On November 30, 2021, ThreatFabric researchers reported the discovery of four different malware dropper campaigns distributing banking trojans on the Google Play Store. These campaigns used realistic-looking apps related to fitness, cryptocurrency, QR codes, and PDF scanning to trick users into installing them. Once installed, the "dropper" apps would silently communicate with a server and perform a fake "update" to launch the banking trojan.

2022: Iranian state-supported apps deleted through Play Protect

In 2022, two Iranian state-supported ridesharing apps and three messenger apps were deleted through Play Protect for being malware and spyware, highlighting ongoing security efforts.

July 31, 2023: China UnionPay cards support added in Hong Kong and Macau

On July 31, 2023, Google Play added support for China UnionPay cards in Hong Kong and Macau, allowing users to bind UnionPay cards through the Play Store app.
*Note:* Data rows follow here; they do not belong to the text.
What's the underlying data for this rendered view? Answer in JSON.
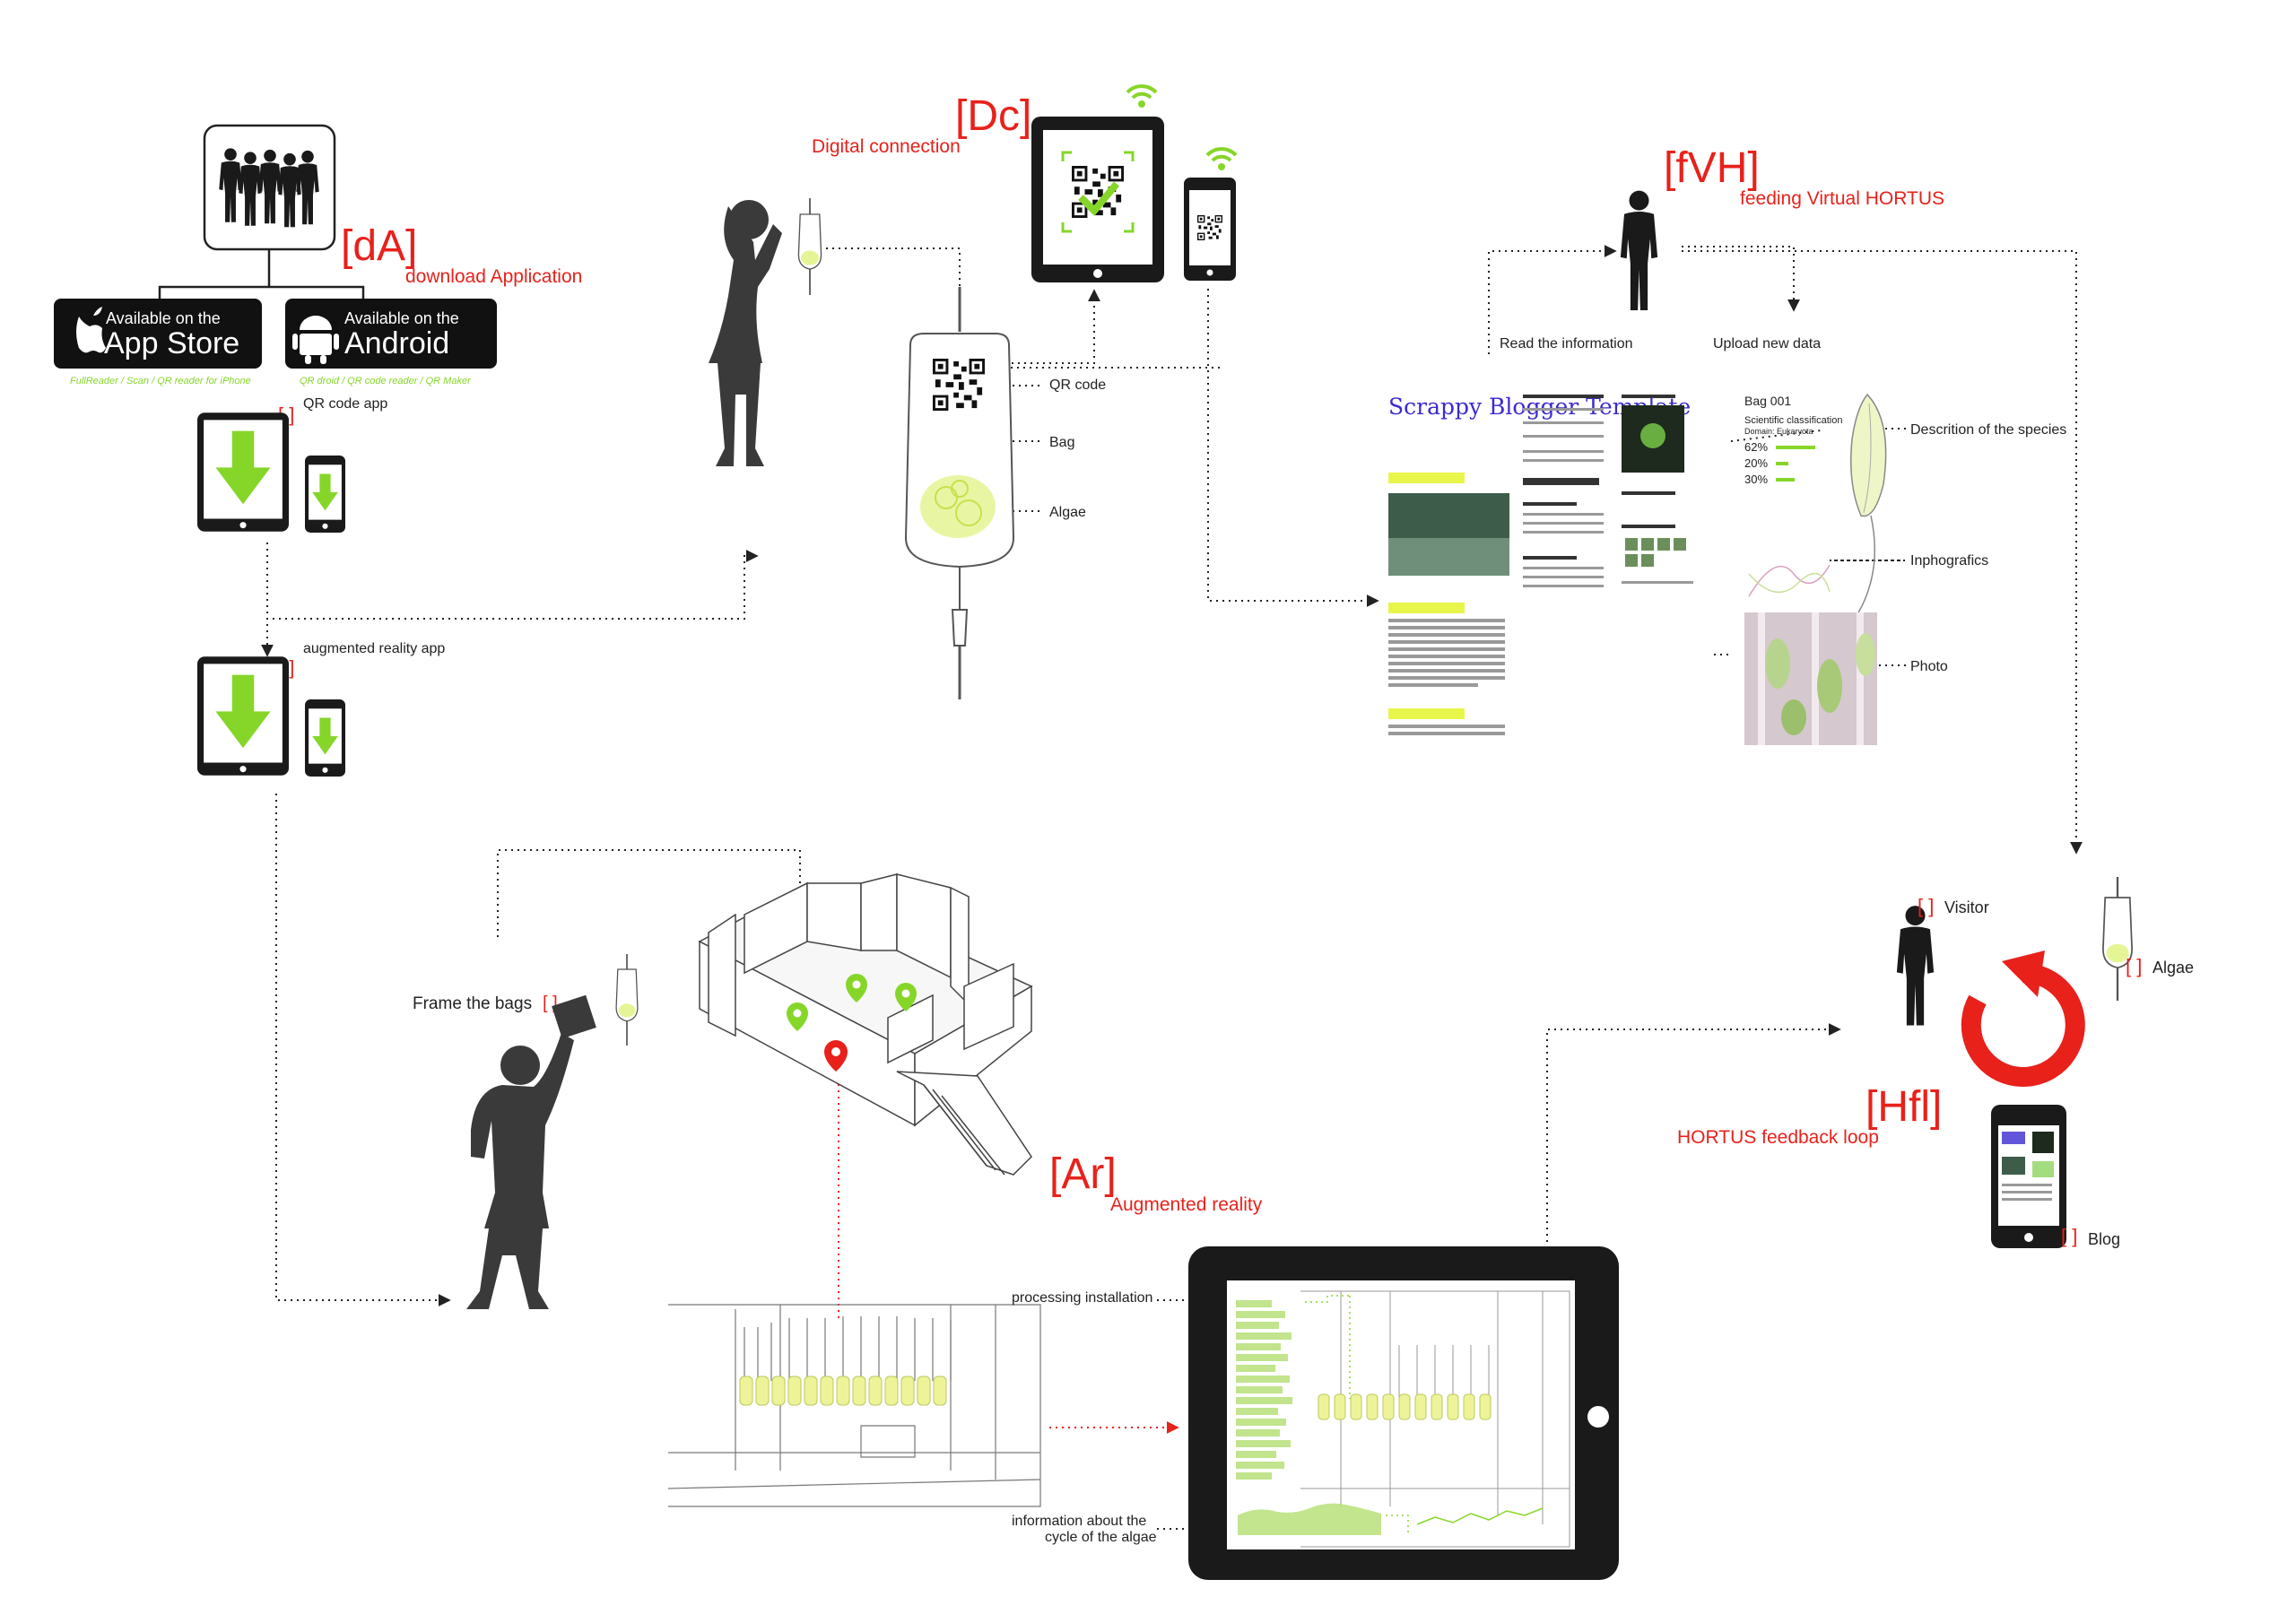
{
  "colors": {
    "accent_red": "#e8211b",
    "accent_green": "#86d62a",
    "ink": "#222222",
    "device": "#1a1a1a"
  },
  "sections": {
    "dA": {
      "code": "[dA]",
      "title": "download Application"
    },
    "Dc": {
      "code": "[Dc]",
      "title": "Digital connection"
    },
    "fVH": {
      "code": "[fVH]",
      "title": "feeding Virtual HORTUS"
    },
    "Ar": {
      "code": "[Ar]",
      "title": "Augmented reality"
    },
    "Hfl": {
      "code": "[Hfl]",
      "title": "HORTUS feedback loop"
    }
  },
  "stores": {
    "apple": {
      "line1": "Available on the",
      "line2": "App Store",
      "apps": "FullReader / Scan / QR reader for iPhone"
    },
    "android": {
      "line1": "Available on the",
      "line2": "Android",
      "apps": "QR droid / QR code reader / QR Maker"
    }
  },
  "apps": {
    "qr_label": "QR code app",
    "ar_label": "augmented reality app"
  },
  "bag": {
    "qr_label": "QR code",
    "bag_label": "Bag",
    "algae_label": "Algae"
  },
  "blog_panel": {
    "read_label": "Read the information",
    "upload_label": "Upload new data",
    "blog_title": "Scrappy Blogger Template",
    "species": {
      "bag_id": "Bag 001",
      "classification": "Scientific classification",
      "domain": "Domain: Eukaryota",
      "stats": [
        "62%",
        "20%",
        "30%"
      ]
    },
    "description_label": "Descrition of the species",
    "infographics_label": "Inphografics",
    "photo_label": "Photo"
  },
  "ar_section": {
    "frame_label": "Frame the bags",
    "processing_label": "processing installation",
    "algae_info_label_1": "information about the",
    "algae_info_label_2": "cycle of the algae"
  },
  "feedback": {
    "visitor_label": "Visitor",
    "algae_label": "Algae",
    "blog_label": "Blog"
  }
}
2023: Strict guidelines imposed for personal loan apps

In 2023, Google imposed strict guidelines for personal loan apps on the Google Play Store from 31 May that make the customer's data vulnerable.

August 2024: Google Play gift card availability

As of August 2024, Google Play gift cards are available in numerous countries, including Australia, Austria, Belgium, Brazil, Canada, Finland, France, Germany, Greece, Hong Kong, India, Indonesia, Ireland, Italy, Japan, Malaysia, Mexico, Netherlands, New Zealand, Poland, Portugal, Saudi Arabia, South Africa, South Korea, Spain, Switzerland, Turkey, the United Arab Emirates, the United Kingdom, the United States, and Vietnam.